Will man diese schädlichen Drehbereiche vermeiden, so muss man bei entsprechenden Drehzahlen bzw. Geschwindigkeiten „schalten“, d.h. den Gang wechseln.
Manche PKW-Fahrer bevorzugen eine Automatik, die dem Fahrer die Aufgabe des Schaltens abnimmt.
Gangschaltung und Registerwechsel:
Den verschiedenen Tonhöhen entsprechen verschiedene Schall-Frequenzen und diese wiederum basieren auf Stimmlippenschwingungen mit den Frequenzen dieser Tonhöhen.
Nun können die Stimmlippen mit einer konstanten Einstellung (Stimmlippenlänge, Spannung des Stimmbandmuskels, Spannungsgradient im Stimmbandmuskel) nur einen kleinen Bereich in der Tonskala hervorbringen.
Vergleich mit dem „Auto“:
Der erste Gang reicht etwa von 10 – 25 kmh, der zweite von 20 – 40 kmh usw.
Unser Stimmapparat kann z.B. die Stimmlippenlänge verändern. Wenn sie verlängert sind, sind sie für höhere Töne angepasst.
So gilt z.B.: kurze und kompakte Stimmlippen (Verzicht auf die Feinmotorik des Stimmbandmuskels) sind der Sprech- und Schreifunktion zugeordnet. Diese Einstellung ist nur für tiefe Töne vorgesehen (der Sänger nennt das „Brustregister“ oder „Bruststimme“). Der Tonumfang ist dabei so gering, dass er für normale Lieder nicht mehr ausreicht: „Hänschen klein“ geht da gerade noch, „Alle Vögel sind schon da“ lässt man besser bleiben.
Lässt man nun Kinder ohne stimmphysiologische Hilfen drauflos-singen, so pressen sie die höheren Töne mit einer Stimmlippeneinstellung heraus, die „Gewalt“ erfordert, wobei dann die hohen Töne oft ganz wegbleiben. Die Kinder hätten – wie der Autofahrer den Gang – in eine andere „Einstellung des Stimmapparates“ wechseln müssen.
Vier Gänge – vier Register
Kurz zum Begriff „Register“. Der Begriff entstammt dem Orgelbau und bedeutet eine bestimmte Klangfarbe, die durch einen bestimmten Bau der Pfeifen erzeugt wird.

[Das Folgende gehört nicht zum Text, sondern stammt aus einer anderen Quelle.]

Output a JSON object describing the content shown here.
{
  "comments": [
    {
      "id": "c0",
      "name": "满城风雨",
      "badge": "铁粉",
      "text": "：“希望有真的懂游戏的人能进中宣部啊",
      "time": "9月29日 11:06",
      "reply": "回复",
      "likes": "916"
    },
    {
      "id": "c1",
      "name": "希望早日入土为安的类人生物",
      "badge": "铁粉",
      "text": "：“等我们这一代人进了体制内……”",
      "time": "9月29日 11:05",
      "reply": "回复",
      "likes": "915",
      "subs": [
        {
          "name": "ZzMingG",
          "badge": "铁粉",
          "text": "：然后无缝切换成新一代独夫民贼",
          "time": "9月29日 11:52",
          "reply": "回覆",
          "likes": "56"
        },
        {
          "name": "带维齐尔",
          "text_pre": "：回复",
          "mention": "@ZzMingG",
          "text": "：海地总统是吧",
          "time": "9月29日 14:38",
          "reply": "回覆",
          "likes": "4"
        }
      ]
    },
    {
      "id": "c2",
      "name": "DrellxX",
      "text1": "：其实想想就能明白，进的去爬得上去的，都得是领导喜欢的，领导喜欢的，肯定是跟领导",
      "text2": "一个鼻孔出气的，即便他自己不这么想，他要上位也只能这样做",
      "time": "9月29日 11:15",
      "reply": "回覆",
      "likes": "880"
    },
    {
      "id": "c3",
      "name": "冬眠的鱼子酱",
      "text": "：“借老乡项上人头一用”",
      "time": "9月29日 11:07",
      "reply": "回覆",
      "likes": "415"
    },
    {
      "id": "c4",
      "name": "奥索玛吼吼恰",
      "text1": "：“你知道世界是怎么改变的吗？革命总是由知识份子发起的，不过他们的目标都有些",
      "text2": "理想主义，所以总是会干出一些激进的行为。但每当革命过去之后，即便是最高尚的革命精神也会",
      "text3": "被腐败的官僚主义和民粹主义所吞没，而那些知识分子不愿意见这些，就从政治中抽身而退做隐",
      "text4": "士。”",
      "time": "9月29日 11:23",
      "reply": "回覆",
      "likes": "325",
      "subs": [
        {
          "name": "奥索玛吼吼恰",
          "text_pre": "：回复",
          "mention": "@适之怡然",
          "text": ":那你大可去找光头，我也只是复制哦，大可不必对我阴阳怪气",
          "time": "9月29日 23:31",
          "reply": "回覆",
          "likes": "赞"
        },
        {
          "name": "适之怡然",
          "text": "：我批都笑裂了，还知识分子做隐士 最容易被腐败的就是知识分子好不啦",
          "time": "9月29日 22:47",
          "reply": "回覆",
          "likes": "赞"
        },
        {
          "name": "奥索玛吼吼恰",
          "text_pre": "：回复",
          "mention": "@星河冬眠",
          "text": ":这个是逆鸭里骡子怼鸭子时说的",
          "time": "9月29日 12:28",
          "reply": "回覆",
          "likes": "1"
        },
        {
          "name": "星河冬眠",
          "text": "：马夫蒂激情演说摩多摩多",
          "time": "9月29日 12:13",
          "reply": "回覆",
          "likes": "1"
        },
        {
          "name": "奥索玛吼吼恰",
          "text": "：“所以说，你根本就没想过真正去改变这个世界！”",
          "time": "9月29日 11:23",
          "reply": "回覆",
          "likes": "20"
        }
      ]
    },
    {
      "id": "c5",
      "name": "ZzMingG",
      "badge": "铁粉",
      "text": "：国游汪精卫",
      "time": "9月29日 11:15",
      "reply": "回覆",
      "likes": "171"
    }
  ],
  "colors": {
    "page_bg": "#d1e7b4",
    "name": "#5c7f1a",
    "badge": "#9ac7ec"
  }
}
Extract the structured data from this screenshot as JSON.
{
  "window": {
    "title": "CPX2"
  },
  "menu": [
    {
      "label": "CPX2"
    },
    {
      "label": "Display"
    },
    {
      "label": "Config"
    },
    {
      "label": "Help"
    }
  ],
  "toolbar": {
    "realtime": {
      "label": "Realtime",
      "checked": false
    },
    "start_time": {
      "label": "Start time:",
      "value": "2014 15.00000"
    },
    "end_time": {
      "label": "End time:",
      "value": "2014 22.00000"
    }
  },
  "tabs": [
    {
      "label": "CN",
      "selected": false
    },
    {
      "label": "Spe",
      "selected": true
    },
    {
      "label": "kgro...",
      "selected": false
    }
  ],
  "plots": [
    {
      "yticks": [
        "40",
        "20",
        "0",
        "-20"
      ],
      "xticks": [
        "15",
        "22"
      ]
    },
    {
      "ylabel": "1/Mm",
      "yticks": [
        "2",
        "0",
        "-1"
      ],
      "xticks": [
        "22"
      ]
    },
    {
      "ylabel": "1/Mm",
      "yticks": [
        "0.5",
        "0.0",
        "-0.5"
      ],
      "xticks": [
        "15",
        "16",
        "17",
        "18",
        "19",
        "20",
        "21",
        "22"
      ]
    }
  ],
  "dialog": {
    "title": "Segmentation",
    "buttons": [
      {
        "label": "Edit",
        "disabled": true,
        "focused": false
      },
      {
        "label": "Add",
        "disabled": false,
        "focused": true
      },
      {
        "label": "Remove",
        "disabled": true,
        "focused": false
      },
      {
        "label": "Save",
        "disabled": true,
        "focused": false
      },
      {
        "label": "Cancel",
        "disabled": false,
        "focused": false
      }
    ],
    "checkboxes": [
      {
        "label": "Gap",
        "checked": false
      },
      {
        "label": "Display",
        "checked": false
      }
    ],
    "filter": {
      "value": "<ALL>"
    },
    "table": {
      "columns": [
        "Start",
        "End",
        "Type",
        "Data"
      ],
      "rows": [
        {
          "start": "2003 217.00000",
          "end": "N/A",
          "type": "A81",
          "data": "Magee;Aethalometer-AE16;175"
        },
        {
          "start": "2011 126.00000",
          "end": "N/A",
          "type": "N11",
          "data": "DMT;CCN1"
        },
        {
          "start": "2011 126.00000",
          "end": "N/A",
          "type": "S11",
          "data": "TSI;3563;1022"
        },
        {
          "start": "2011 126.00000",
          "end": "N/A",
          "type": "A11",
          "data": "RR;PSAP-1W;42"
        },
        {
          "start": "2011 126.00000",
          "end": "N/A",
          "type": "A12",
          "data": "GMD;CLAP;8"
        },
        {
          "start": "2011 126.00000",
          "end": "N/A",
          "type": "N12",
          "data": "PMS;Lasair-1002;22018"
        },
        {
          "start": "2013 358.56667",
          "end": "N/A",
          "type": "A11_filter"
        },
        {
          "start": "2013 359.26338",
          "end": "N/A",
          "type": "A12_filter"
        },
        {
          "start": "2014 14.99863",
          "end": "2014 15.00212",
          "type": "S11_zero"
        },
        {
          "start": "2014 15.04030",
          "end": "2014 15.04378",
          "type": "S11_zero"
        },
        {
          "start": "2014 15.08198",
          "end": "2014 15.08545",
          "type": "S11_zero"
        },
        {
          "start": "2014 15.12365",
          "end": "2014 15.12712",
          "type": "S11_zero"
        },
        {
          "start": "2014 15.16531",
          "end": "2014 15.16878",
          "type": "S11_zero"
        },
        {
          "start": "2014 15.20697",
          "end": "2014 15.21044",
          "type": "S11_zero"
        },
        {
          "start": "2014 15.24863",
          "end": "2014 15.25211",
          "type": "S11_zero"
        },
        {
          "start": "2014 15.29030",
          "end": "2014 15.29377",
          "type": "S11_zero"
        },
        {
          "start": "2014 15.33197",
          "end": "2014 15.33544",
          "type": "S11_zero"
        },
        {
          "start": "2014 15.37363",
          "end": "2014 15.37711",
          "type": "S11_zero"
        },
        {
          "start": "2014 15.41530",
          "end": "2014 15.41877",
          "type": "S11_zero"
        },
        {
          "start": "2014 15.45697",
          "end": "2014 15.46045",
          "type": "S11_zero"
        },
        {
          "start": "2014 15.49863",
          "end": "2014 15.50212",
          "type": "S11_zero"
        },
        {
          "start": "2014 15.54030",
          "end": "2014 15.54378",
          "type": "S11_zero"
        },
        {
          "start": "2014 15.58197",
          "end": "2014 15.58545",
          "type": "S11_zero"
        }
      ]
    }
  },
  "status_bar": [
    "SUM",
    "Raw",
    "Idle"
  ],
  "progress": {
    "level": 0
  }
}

In der Stimmtechnik bezeichnet der Begriff einen bestimmten Tonbereich. Für diesen Bereich ist eine bestimmte Stimmlippeneinstellung geeignet, eine andere Stimmlippeneinstellung ist dann auch einem anderen Tonbereich auf der Tonskala zuzuordnen.
Rein praktisch:
Wenn Sie die ersten vier Töne des Liedes „Alle Vögel sind schon da“ singen oder sich bewusst machen, so können Sie praktisch erfahren, wie eine Oktav klingt:
Der Abstand zwischen dem ersten Tons „Al-“ und dem vierten Ton „-gel“ demonstriert genau ein Oktave. Sie können z.B. den ersten Ton singen, den zweiten und dritten weglassen, den vierten wieder singen. Dann haben Sie eine Oktav gesungen. Wenn, beginnend auf g („klein g“), drei Oktave nach oben übereinander reihen, so haben Sie den Umfang einer durchschnittlichen Kinderstimme.
Eine gesunde Kinderstimme reicht von g (klein g) bis g3.
Diesen Umfang von drei Oktaven können Sie abrufen, d.h. singen, wenn Sie den Registerbau der Stimme nicht stören, oder besser: die adäquate Einstellung im Organ vornehmen.